Mark Thoma directs us to the CBO blog, which notes that most of the emission reductions from a carbon tax would not come from changes in driving behavior. This, I think, is uncontroversial and is a point I made in the Bloggingheads chat with Jim Manzi. It’s convenient to illustrate the costs of a carbon tax by noting the change it would have on price at the pump, but this leads people to ask how such a small increase in gas prices could reduce emissions. It won’t! Just because it’s convenient to use gas prices to show the magnitude of cost increases doesn’t mean that that’s where the reductions will come.

Two other things, though. It’s not the case that emissions are simply unresponsive to high gas prices, as we saw over the summer. Just because a carbon tax won’t reduce emissions from vehicles doesn’t mean that we shouldn’t expect reductions in vehicle emissions.

The CBO blog post concludes:

Finally, cultural, historic, and geographic considerations drive the extent to which Americans have become dependent on automobile travel, and their choices tend towards larger and more powerful (and less fuel efficient) automobiles. While dramatic increases in gasoline prices (or shifts in cultural norms) might eventually influence these considerations, the magnitude of gas price increases under most legislation under consideration would likely have little effect.

This is a very weird paragraph. For one thing, it’s allowing tastes, rather than economic variables, to do a lot of work–in an unjustified manner, if you ask me. Surely the CBO doesn’t think that Americans buy bigger cars than Europeans simply because we like bigger cars? More to the point, was the CBO not paying attention this summer?

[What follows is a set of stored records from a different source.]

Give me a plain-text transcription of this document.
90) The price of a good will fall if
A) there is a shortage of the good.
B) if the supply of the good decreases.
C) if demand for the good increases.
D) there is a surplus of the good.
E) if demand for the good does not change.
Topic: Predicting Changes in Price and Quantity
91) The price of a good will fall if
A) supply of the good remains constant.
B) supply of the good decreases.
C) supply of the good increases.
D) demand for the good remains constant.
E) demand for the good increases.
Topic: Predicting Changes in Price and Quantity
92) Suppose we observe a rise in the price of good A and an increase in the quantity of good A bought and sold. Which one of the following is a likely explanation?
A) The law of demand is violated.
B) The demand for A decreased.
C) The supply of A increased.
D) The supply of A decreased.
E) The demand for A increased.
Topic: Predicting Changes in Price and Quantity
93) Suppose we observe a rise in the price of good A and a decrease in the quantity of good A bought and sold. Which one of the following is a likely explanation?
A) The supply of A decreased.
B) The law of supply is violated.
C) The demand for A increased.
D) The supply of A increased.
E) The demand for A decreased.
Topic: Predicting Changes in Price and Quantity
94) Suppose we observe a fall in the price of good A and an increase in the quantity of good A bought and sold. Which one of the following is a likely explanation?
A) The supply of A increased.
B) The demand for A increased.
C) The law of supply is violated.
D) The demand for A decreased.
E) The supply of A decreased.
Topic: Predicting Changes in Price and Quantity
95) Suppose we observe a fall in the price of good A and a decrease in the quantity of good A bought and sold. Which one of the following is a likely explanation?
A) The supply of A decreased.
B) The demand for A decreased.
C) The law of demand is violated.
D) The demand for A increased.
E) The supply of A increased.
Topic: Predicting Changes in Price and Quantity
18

Or has it not read its own work on the value of congestion charges?

The influence of economic variables on American driving behavior (of which there are many) is massive, and policies designed to improve driving conditions would act to make driving more expensive and reduce it. This has nothing in the least to do with cultural or geographic factors, and it’s weird that the CBO would wave its hands around like that rather than address the issue. I understand them making the point that a carbon tax wouldn’t cut driving. Fine. Why pretend that driving is nonetheless destined to continue on as usual, given the changes produced by increases in the market price of fuel, and the growing consensus that congestion pricing on a wide scale is an appropriate means to reduce traffic and fund road maintenance?